Broader Market Remains Fragile
The ETF exodus reflects a broader fragility in crypto markets. Digital asset investment products recorded $2 billion in outflows last week alone, the third consecutive week of withdrawals, bringing the three-week total to $3.2 billion.
Spot Ethereum ETFs have followed a similar pattern. BlackRock's ETHA recorded $165 million in outflows on Tuesday, while the broader Ethereum ETF complex has seen over $900 million in redemptions during the recent losing streak.
Some altcoin products have shown resilience. Spot Solana ETFs have extended their positive flow streak to 16 days, accumulating $420 million in inflows even as Bitcoin and Ethereum products bleed.

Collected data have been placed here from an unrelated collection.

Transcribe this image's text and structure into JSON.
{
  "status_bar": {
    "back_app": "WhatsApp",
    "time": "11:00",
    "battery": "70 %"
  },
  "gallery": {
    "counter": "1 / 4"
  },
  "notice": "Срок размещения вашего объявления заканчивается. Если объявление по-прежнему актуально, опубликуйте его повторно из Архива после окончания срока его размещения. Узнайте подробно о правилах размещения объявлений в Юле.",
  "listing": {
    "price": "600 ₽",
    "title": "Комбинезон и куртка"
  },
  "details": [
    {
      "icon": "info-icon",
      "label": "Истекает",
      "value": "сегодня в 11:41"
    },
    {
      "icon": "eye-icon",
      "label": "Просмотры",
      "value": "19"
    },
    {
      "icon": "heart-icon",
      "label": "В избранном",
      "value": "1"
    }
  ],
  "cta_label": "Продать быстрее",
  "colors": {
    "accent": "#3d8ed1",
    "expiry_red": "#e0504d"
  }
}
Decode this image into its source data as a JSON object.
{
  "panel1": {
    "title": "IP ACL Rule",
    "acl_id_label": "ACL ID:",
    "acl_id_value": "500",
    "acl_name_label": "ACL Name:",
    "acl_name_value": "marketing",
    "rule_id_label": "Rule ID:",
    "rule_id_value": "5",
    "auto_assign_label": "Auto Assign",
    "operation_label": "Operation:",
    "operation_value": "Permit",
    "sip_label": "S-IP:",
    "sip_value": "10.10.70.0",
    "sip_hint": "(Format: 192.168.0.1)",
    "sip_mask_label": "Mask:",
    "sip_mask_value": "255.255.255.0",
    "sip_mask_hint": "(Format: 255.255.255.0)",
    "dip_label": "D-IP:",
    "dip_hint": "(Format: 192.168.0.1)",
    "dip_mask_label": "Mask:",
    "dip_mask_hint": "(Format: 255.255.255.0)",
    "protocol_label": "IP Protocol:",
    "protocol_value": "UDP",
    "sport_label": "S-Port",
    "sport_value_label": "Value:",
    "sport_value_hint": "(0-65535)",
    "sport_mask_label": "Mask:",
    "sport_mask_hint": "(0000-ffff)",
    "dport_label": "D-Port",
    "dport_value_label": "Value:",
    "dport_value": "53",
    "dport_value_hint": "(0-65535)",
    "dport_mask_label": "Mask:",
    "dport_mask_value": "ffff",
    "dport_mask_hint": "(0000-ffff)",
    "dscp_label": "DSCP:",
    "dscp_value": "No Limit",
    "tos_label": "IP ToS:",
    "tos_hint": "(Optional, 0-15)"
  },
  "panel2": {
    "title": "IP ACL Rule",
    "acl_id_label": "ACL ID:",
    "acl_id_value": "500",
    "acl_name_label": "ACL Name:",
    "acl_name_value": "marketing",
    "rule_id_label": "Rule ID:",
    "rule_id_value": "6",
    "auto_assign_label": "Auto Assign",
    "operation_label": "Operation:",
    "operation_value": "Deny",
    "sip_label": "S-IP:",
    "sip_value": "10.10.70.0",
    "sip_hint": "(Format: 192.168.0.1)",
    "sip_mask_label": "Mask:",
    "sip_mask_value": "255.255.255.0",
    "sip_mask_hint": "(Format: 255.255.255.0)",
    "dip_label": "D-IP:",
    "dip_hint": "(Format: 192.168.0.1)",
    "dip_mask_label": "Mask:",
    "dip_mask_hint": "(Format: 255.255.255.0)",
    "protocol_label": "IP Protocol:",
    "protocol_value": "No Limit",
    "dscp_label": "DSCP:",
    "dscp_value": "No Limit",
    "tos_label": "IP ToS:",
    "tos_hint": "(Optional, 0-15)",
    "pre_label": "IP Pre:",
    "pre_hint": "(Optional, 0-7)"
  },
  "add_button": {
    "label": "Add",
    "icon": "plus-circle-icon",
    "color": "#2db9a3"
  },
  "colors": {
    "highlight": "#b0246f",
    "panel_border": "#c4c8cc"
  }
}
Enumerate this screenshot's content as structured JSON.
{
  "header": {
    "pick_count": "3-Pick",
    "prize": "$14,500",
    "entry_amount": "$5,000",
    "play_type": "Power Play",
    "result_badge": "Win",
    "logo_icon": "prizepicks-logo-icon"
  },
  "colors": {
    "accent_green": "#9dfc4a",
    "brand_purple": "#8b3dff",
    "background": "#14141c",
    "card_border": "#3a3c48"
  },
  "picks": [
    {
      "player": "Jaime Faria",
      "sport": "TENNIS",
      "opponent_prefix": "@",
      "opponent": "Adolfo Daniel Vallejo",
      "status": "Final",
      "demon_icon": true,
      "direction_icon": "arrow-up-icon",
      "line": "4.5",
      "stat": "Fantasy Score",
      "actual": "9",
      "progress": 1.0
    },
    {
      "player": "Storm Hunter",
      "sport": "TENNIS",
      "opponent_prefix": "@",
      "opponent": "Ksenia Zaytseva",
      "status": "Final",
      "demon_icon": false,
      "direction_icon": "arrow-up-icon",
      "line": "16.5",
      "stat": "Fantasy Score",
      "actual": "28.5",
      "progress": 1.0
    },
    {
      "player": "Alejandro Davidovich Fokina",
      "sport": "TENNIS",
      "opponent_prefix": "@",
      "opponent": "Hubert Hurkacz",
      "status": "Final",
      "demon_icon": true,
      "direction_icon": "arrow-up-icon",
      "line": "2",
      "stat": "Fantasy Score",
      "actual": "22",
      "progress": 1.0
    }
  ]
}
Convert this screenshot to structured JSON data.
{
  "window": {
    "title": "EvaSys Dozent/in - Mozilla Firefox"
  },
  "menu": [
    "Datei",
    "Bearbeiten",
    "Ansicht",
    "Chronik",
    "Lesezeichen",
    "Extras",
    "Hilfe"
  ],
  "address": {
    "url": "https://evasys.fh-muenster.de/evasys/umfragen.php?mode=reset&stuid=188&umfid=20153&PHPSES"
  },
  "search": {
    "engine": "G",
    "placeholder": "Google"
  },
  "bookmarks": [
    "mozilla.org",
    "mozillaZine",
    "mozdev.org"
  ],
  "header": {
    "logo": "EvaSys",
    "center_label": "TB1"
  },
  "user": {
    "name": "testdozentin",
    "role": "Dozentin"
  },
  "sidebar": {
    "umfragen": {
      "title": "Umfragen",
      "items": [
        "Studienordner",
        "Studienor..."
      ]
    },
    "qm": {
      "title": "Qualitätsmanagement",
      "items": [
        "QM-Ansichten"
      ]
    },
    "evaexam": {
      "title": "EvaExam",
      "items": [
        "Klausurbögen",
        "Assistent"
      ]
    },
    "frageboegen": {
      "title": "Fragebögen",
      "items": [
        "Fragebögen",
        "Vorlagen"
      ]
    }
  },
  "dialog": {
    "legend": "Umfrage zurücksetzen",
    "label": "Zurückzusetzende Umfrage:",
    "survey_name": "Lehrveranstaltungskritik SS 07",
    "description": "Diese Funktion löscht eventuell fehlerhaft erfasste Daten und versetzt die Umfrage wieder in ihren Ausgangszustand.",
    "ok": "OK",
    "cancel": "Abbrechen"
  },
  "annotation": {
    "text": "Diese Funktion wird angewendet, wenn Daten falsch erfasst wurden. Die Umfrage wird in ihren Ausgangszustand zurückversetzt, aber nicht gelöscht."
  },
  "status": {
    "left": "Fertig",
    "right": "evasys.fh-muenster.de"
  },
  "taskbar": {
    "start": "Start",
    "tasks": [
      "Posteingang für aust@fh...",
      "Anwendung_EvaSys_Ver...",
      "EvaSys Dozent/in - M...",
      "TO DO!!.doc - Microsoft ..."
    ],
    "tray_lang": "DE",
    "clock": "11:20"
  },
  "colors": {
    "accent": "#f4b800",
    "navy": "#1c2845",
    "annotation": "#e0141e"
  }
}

Analysts suggest the pattern reflects a maturing yet risk-averse market where investors are differentiating between assets rather than treating all crypto as a single trade. However, without a clear catalyst to reverse sentiment, the near-term outlook remains uncertain.
Bitcoin traded near $91,400 on Wednesday morning, up slightly from its weekly lows but still down roughly 30% from its October peak. All eyes remain on the Federal Reserve's December meeting and incoming economic data for signals that could shift institutional positioning in either direction.